I do a lot of intro calls and chats. Despite being an introvert, I really do like meeting people. I’m a curious old boot, I suppose. And frankly, doing a lot of intro calls is essential when you’re self employed in a largely service-focused business.
Sometimes I’ll come to general 'get acquainted' introductory calls with a proper agenda, but more often than not I show up with just one question.
“What are you seeking?”
And more often than not, it throws them. I believe this happens for two reasons.
First, it’s a bit unusual as a framing. You need to do a little bit of mental gymnastics. It’s harder to answer than ‘what did you have for breakfast’ or ‘what time is it?’.

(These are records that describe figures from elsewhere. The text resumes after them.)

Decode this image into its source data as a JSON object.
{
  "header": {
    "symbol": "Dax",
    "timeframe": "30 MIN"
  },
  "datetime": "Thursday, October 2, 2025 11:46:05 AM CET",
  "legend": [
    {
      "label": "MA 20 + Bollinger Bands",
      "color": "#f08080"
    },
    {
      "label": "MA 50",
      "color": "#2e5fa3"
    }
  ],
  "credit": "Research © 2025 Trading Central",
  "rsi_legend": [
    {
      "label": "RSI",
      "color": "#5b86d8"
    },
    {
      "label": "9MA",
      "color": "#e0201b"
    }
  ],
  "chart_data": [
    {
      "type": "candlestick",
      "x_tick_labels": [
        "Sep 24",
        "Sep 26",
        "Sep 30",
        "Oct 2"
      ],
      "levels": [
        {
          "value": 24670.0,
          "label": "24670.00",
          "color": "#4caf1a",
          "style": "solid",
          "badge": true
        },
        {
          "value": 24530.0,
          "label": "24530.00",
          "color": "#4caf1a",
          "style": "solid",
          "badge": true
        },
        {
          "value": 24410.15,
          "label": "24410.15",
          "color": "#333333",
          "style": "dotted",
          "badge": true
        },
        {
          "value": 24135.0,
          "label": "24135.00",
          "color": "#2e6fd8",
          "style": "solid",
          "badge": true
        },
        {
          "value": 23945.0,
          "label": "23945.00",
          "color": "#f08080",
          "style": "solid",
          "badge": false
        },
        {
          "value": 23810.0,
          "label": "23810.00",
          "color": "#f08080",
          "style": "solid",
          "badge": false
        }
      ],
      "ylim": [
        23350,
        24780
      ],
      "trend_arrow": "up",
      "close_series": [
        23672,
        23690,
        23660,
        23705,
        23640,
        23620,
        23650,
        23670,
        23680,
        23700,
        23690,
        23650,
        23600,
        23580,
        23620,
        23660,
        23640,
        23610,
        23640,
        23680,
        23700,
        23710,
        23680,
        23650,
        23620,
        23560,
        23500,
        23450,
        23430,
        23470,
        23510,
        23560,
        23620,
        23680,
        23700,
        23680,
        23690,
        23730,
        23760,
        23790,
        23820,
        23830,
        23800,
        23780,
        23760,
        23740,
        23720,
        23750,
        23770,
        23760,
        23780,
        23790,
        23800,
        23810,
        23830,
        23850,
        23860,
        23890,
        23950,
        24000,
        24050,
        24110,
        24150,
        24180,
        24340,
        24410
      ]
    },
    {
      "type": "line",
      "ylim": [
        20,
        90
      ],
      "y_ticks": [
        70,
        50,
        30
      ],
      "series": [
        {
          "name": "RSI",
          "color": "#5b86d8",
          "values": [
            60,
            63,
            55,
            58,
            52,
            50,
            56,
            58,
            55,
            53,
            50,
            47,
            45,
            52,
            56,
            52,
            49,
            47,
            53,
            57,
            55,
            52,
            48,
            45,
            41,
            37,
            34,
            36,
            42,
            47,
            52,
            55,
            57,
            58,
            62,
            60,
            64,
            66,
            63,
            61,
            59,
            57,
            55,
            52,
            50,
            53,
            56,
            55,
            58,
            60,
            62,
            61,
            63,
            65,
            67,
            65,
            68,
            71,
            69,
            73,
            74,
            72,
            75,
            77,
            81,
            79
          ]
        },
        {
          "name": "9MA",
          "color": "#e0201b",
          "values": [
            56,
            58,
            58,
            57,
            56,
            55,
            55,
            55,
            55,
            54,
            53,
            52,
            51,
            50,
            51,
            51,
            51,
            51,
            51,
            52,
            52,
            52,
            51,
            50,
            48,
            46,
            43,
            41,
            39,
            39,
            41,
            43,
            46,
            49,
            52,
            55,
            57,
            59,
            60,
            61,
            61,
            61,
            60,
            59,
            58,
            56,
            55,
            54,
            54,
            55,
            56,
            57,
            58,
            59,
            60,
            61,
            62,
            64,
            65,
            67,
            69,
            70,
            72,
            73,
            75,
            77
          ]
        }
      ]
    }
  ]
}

This makes sense. Gymnastics is hard (there's only one Simone Biles, after all). If there’s an excessively long silence or discomfort I’ll restate it in a slightly different way - like “what’s on your mind for next year?”, or “which parts of the business are you most focused on for the coming months?”. But I'll try and avoid this, for reasons I outline below.
The second reason? People often say they never get asked questions like this. I find this surprising. Actually, I find it baffling. Do people really never ask questions like this? Isn’t that a big part of what conversation is for - to learn about people, their motivations, story, interests, goals, needs? And arguably even more so in a business context?
Yet despite (or because of?) these two reasons for them being thrown out of whack, my ‘Seeking’ question nearly always unearths something interesting.
It starts to get to:
- What’s at the edge of the picture, that you can see but can’t reach?
- What - or often who - isn’t in your life right now?
- Where are you feeling depleted?
- Where’s your curiosity taking you?
- What’s missing?
But why this question, and more specifically this wording?
Me and a good friend and collaborator like to remind ourselves of something from time to time - especially when we're connecting with someone who has seemingly high status/wealth/power/influence.
Everyone’s seeking. Everyone.
And very few people ask them about it.